How to Care For Cashmere

Taking care of your cashmere garments and accessories is crucial in maintaining their luxurious softness and longevity. Cashmere does not need to be washed as often as other fabrics, as it is naturally odor-resistant and can be refreshed simply by draping it in a well-ventilated space. If the garment is visibly dirty or has a strong odor, it can be washed following the steps below. In general, it is recommended to wash cashmere every few wears or once a season.

Washing Cashmere

Avoid washing your cashmere too frequently. Instead, try spot cleaning or using a fabric freshener to remove any odors or stains.

The best way to wash cashmere is to hand wash it in lukewarm or cold water using a mild detergent. Avoid hot water, as it can shrink the fibers and damage the fabric.

Drying Cashmere

Avoid wringing or twisting the cashmere, as this can stretch and distort the shape of the garment. Instead, gently press out the excess water and lay it flat to dry.

Avoid drying your cashmere in direct sunlight or using a dryer, as heat can cause shrinkage and damage the fibers.

Elise Cashmere-Wool Trench Coat

Storing Cashmere

When storing your cashmere, fold it loosely and place it in a drawer or on a shelf. Avoid hanging it, as the weight of the garment can stretch and distort the shape.

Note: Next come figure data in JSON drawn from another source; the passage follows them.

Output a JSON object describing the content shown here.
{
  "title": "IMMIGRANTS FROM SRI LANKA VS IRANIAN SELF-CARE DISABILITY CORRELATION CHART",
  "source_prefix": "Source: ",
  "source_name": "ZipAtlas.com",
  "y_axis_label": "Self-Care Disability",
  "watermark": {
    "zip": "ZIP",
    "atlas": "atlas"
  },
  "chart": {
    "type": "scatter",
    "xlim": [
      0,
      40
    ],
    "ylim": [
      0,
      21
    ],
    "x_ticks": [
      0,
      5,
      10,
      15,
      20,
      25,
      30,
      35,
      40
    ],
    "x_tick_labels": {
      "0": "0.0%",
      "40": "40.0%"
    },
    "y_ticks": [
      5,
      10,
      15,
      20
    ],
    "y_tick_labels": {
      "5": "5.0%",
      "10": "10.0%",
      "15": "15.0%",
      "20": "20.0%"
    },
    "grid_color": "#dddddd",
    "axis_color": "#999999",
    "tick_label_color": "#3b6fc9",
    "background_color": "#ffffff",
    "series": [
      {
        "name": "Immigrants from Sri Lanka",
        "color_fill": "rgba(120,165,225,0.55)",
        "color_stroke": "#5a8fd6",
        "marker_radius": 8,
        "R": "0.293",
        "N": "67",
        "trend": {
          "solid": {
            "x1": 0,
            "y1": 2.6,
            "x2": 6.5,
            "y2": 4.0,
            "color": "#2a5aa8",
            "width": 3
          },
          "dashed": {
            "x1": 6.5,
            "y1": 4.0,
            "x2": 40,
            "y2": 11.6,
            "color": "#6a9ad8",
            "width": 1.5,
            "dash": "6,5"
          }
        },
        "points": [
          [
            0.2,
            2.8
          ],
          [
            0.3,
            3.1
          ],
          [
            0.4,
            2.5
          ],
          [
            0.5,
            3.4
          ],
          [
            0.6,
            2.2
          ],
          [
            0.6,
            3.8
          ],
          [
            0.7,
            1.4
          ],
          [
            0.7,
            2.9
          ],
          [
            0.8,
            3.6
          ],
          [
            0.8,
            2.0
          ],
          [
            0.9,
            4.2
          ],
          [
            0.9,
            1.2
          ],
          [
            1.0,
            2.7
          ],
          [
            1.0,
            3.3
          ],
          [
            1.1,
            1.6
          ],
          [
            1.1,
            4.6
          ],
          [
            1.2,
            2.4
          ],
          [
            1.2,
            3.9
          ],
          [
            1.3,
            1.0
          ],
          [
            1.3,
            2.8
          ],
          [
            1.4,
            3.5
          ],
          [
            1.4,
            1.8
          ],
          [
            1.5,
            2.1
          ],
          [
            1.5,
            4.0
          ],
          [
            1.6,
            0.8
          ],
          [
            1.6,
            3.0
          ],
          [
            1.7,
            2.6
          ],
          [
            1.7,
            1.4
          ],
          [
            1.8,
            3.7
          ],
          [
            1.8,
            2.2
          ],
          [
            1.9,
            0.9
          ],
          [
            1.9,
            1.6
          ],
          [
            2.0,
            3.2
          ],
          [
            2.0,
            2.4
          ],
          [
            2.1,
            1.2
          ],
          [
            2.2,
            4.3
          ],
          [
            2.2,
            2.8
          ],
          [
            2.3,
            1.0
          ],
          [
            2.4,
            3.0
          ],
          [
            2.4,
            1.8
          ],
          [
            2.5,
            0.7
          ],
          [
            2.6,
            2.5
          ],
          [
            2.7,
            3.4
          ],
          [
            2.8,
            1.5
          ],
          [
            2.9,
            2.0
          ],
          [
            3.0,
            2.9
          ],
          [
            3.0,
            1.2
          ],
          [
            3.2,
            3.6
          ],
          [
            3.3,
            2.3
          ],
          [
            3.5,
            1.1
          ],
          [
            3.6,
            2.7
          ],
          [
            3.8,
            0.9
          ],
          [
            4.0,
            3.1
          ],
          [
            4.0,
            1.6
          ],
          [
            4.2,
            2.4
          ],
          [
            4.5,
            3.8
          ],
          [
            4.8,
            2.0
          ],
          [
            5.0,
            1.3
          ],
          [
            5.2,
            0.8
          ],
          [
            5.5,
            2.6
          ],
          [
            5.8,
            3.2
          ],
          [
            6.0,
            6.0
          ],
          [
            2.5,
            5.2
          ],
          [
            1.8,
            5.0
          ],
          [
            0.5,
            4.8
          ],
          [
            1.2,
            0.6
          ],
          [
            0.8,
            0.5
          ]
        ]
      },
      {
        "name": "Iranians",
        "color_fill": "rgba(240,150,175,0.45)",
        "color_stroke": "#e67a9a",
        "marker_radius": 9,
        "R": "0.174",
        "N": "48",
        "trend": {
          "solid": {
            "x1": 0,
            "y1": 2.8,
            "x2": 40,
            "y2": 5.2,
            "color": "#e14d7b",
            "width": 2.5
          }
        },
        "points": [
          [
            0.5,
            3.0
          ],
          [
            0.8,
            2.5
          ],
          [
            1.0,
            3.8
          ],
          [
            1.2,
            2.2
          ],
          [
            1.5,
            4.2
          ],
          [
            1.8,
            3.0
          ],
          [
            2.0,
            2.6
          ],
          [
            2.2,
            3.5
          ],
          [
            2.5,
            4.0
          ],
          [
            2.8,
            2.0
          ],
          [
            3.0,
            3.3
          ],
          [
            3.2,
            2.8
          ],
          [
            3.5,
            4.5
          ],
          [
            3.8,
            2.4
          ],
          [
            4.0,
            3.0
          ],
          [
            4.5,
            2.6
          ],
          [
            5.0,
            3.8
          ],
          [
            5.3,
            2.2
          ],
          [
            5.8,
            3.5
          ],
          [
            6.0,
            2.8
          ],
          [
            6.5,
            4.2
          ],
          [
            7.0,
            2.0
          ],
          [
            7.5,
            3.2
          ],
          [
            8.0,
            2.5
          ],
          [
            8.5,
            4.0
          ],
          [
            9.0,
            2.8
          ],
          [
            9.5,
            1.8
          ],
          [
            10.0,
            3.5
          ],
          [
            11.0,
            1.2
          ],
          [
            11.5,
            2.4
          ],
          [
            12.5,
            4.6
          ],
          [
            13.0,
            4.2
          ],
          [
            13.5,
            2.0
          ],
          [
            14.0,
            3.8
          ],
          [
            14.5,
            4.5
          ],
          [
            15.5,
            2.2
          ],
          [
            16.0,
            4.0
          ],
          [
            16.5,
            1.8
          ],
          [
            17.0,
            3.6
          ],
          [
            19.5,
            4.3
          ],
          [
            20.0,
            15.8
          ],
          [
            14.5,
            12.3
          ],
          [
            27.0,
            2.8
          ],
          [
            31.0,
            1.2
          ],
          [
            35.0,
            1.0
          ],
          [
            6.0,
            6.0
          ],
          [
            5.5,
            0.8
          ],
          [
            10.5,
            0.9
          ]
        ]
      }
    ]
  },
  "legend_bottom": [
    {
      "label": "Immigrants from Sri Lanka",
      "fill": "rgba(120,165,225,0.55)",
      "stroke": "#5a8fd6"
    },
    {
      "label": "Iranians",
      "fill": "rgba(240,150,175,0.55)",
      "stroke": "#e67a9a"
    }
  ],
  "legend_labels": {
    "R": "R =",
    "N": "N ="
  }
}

To prevent pilling, it is important to handle cashmere gently and avoid wearing it with rough or abrasive surfaces. You can also use a fabric shaver to remove any pills that may form on the surface of the cashmere. Taking proper care of your cashmere garments will help them last longer and maintain their soft, luxurious feel.

If you notice any pills or balls forming on your cashmere, gently remove them using a cashmere comb or by carefully trimming them with scissors.

By following these tips, you can help your cashmere garments maintain their softness and durability for many seasons to come.